Non-recurring Closing Costs (NRCCs) – these costs include the appraisal fees, credit report, title fees, escrow fees, notary fees, recording fees, and lender-specific fees (document preparation fees, underwriting fees, administration fees, processing fees, etc.) Points can also fall into this category as well. These are the fees that are absorbed in a No Closing Cost mortgage and are applicable for obtaining a loan. If points are not included, these are sometimes referred to as the borrower’s base closing costs.
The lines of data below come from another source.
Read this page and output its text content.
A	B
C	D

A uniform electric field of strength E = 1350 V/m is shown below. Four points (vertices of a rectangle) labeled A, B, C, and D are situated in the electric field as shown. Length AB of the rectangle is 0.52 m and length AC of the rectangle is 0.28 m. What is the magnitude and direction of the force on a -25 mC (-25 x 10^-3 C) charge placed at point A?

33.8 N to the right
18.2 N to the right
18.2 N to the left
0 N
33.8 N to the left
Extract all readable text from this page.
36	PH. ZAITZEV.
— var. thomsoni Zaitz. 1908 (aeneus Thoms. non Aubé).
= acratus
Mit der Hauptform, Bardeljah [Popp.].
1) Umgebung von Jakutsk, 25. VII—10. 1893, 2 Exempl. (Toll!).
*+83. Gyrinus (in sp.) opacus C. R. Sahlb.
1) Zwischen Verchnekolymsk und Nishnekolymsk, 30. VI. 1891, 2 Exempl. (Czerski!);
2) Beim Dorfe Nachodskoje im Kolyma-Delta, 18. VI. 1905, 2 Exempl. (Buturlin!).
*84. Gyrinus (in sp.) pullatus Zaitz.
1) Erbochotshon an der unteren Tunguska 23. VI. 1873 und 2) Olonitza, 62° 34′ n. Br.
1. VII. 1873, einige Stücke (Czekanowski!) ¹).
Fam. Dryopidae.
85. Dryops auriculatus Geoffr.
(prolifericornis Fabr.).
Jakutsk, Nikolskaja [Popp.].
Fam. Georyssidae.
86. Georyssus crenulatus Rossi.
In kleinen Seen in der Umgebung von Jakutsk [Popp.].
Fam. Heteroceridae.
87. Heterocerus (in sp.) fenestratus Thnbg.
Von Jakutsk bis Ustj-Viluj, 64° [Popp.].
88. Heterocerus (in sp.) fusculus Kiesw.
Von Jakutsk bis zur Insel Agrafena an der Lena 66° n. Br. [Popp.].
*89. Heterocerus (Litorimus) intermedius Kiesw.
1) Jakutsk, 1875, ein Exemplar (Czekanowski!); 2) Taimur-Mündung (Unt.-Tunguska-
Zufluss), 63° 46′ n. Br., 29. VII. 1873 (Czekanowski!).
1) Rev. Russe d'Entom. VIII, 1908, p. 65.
Recurring Closing Costs – The big three: mortgage interest, property taxes, and mortgage insurance. These are fees that are paid with any mortgage in one way or another. You can sometimes avoid mortgage insurance by putting a large enough down payment on the home, usually 20% or more. It is recommended to pay these out of pocket rather than finance them with the loan as you can be paying huge interest with these costs.
Different Ways for Costs to Be Paid

Costs can be paid by the seller, lender, and borrower; depending on the loan scenario; here are some ways they can be paid:

Borrower (you) – The costs can be included into the loan amount (refinance only), or can be paid out of pocket by yourself via check to the escrow or title company at the time of closing. You can also choose to have the lender pay them at the cost of a higher interest rate.
Seller – When selling a home, a seller might pony up the NRCC (non-recurring closing cost) credit to help the buyer’s closing costs. The seller would normally pay just for the NRCC, not the recurring closing costs.
Lender – Lenders can utilize a yield spread premium (YSP), which increases the borrower’s interest rate to pay for their NRCCs (non-recurring closing costs). For example, a loan amount of $300,000 has NRCCs of roughly $2,800. The lender will increase the rate to receive an additional point and would translate to a .25% increase to the borrower’s mortgage rate. One point equaling $3,000, which covers the $2,800 and the extra $200 is usually kept by lender as additional profit.

Still Doesn’t Make Sense?

A No Closing Cost Loan is not the same as a no out-of-pocket costs loan where the closing costs are included into the total loan amount. Also, a no lender fee loan is simply a loan where the lender doesn’t apply their own lender-specific costs that were explained above. The easiest way to determine whether your loan is a true No Cost loan is to verify that the current outstanding loan balance on your existing loan to be paid off is equal to or slightly less than the new loan amount. And make sure that the only fees you are paying out of pocket are recurring costs of interest, taxes, and insurance due.